A change in the way in which the rate thresholds for personal tax are calculated will result in a substantial increase in the number of higher rate taxpayers over the next five years, according to analysis say Harris & Co accountants Northampton who specialise in tax and accountancy services for small and medium sized businesses.
In his preview of this week’s Autumn Statement Bill Dodwell, head of tax policy at Deloitte, said: ‘The personal tax allowance for 2014/15 was announced in the Spring Budget to be £10,000. The higher rate thresholds for 2014/15 and 2015/16 will now increase at 1%, rather than CPI. This is planned to bring in an extra £3.8bn over the next four years and will bring many more into the higher rate band.’
Deloitte’s calculations suggest that 20% of taxpayers, or about 5.5m workers, will be charged at least 40% within five years.
Dodwell says the Autumn Statement will include more detail on previously announced plans to introduce the ability to transfer up to £1,000 of the personal allowance from one spouse or civil partner to another, which the government says will benefit up to 4m couples. There is also likely to be an announcement about allowing parents to transfer Child Trust Funds, which were available from 2002 to 2011, into Junior ISAs.

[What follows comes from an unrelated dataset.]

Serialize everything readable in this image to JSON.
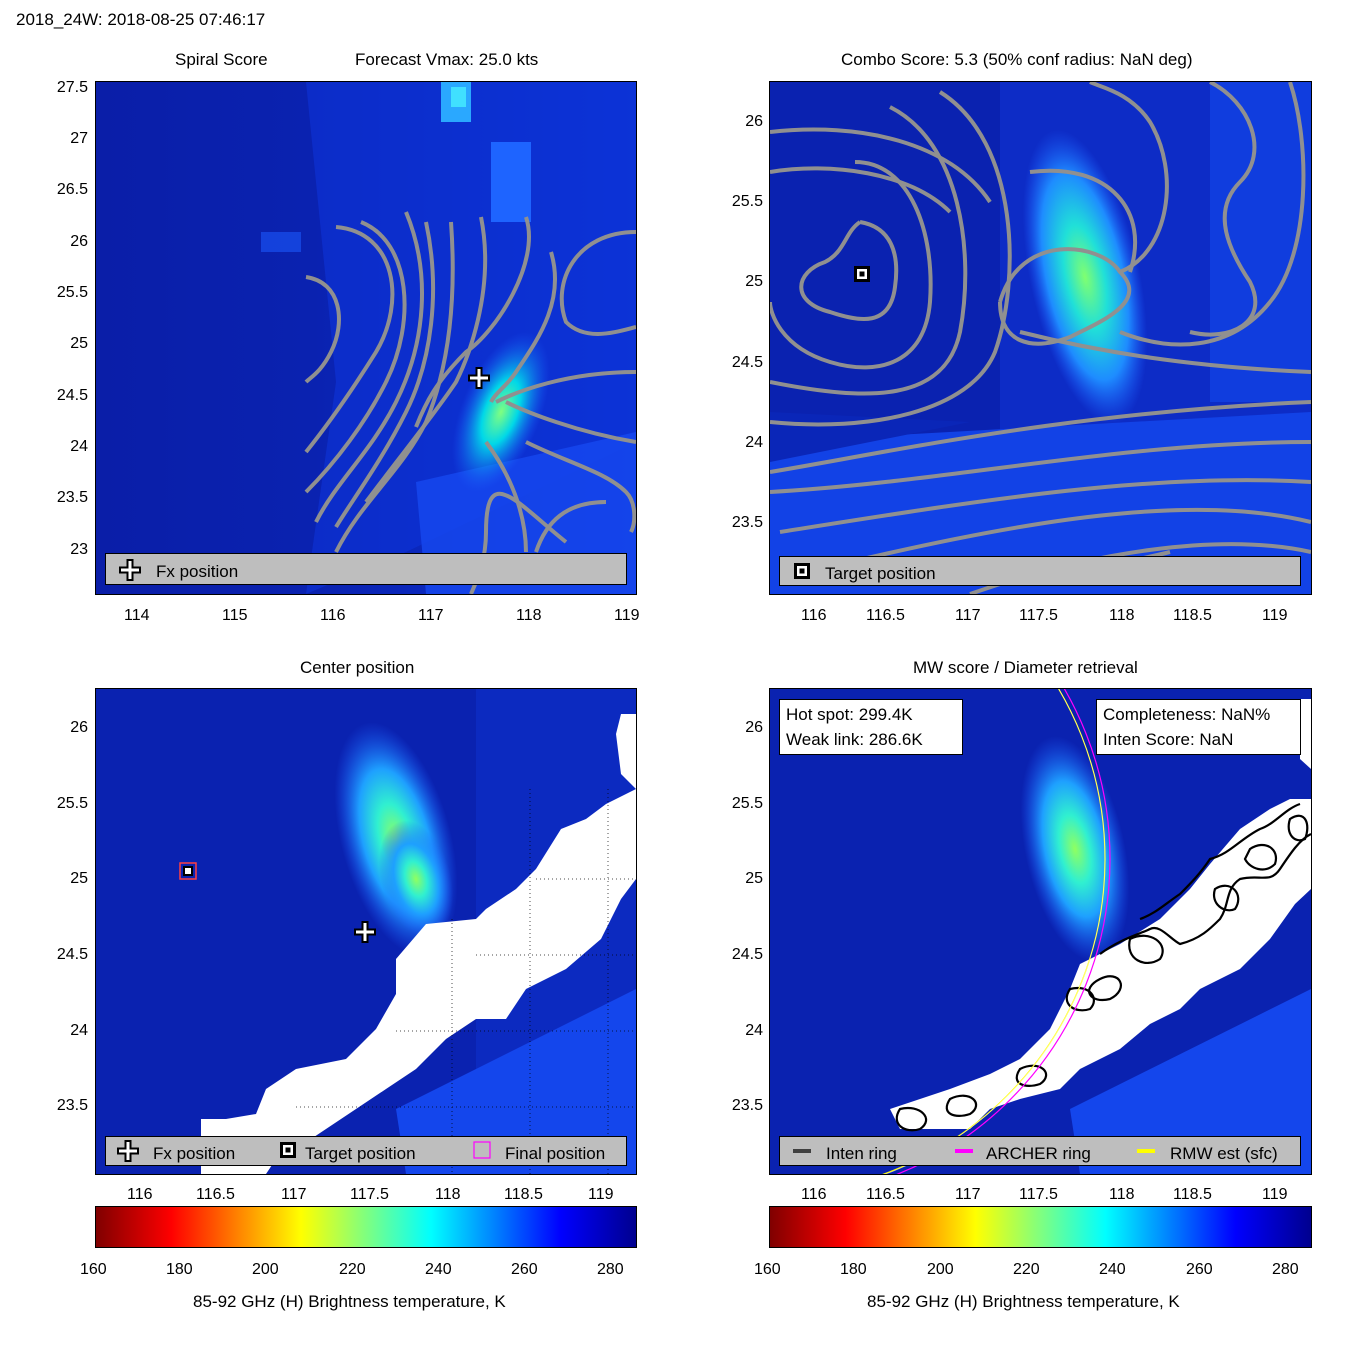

While speculation that Treasury is considering imposing a capital gains tax charge on non-residents who dispose of UK residential property may be correct, Dodwell says immediate action on this is unlikely.
‘There would be a considerable number of technical issues with introducing such a charge and we would expect a period of consultation before any changes were introduced. These could include “rebasing” (only charging tax on gains after introduction, by treating the property as acquired at market value on the date the law changes) and reporting details of sales,’ Dodwell said.
Dodwell highlights the fact that a number of consultations have recently ended, opening the way for the chancellor to make legislative changes in areas which have been identified as giving rise to tax planning, such as the use of offshore employment intermediaries, the taxation of corporate debt and derivatives, and the inheritance tax (IHT) regime for trusts.
‘Over the Summer HM Treasury consulted about creating a tax incentive to encourage social enterprises. However, we have concerns that the proposals – a tax relief based on the existing (and complex) Enterprise Incentive Scheme – would not achieve their objective. We favour a much simpler scheme similar to Gift Aid, based on outright donations to (rather than investments in) approved social enterprises,’ Dodwell said.
There may also be action on the Office of Tax Simplification review of employee benefits and expenses, and more detailed information on the two new lifetime allowance protections for pensions due to take effect from 6 April 2014. Dodwell says the chancellor will also use the opportunity to expand on proposals to change the taxation of partnerships.
Dodwell says the Autumn Statement may also provide more indications of how government plans to encourage employee ownership of companies via changes to capital gains tax relief and an income tax and national insurance contributions (NICs) exemption. However, there is unlikely to an announcement on reforms to the international tax system ahead of results of the OECD’s work on its Base Erosion and Profit Shifting project.